Portanto, para fazer com que os dois núcleos de hidrogênio se fundam, é preciso envolvê-los com várias cargas explosivas, que rebentem todas ao mesmo tempo e que obriguem os núcleos a juntarem-se, explicou Nuno Barradas. Estas cargas explosivas podem ser várias bombas atômicas do mesmo tipo que a bomba de Hiroshima ou um invólucro contínuo de explosivos, mas na verdade não se sabe ao certo, porque os modelos produzidos até agora nunca foram divulgados, referiu o físico.
Existem três isótopos para o átomo de hidrogênio: o prótio (1 próton sem nêutrons), o deutério (1 próton e 1 nêutron) e o trítio (1 próton e 2 nêutrons).
Na reação são usados dois isótopos de hidrogênio, normalmente deutério e trítio, mas como explicou Nuno Barradas o trítio tem de estar presente para que a reação seja mais eficiente. Esta fusão liberta muita energia sob a forma de calor, daí também se chama termonuclear, mas não liberta radiação. A radiação libertada durante a explosão de uma bomba H vem toda das explosões atômicas que envolvem os núcleos de hidrogênio.
Que tecnologia é necessária?
Para criar uma bomba de hidrogênio é preciso ter desenvolvido algumas tecnologias e capacidades, como explicou Nuno Barradas.
Ser capaz de fabricar bombas atômicas do tipo de Hiroshima, logo ter capacidade para enriquecer o urânio (ou poder comprá-lo).

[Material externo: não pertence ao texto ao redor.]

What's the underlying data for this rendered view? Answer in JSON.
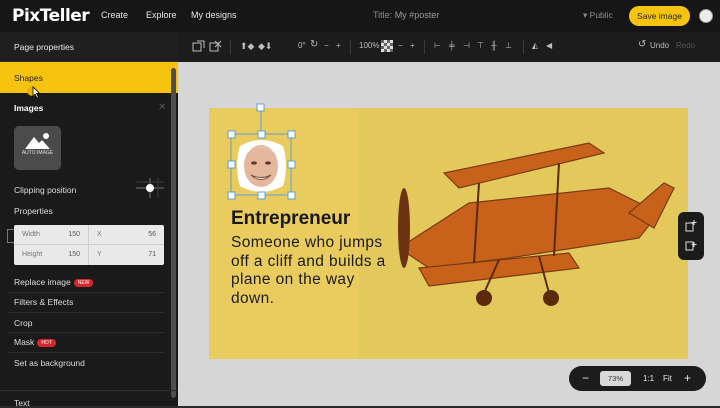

Ter uma tecnologia associada que permita que a explosão das bombas atômicas, que envolvem os núcleos de hidrogênio, aconteça toda ao mesmo tempo.
Poder produzir e renovar o trítio, que além de não existir na natureza, tem de estar sempre a ser renovado – é muito radioativo e vai decaindo ao longo do tempo.
Mas Nuno Barradas que o modelo inicial que conhece pode ter sido modificado e que em relação à Coreia do Norte ninguém sabe que tipo de tecnologia poderão estar a usar.
Quem já testou bombas H?
A primeira bomba termonuclear, “Ivy Mike”, foi produzida nos Estados Unidos e testada em 1952, no atol Enewetak, no oceano Pacífico, referiu The Wall Street Journal. Um ano depois, uma bomba equivalente foi detonada na Sibéria, Rússia.
O Reino Unido deixou cair uma bomba de hidrogênio na ilha Malden, no Pacífico, em 1957. Mais tarde, em 1967, a China detonou uma bomba H no local de teste Lop Nur e a França fez o mesmo, no sul do Pacífico, um ano mais tarde.
Outros países, como a Índia, Paquistão, Israel e Coreia do Norte, que têm realizado testes com armas nucleares, poderão ter também capacidade para criar bombas de hidrogênio.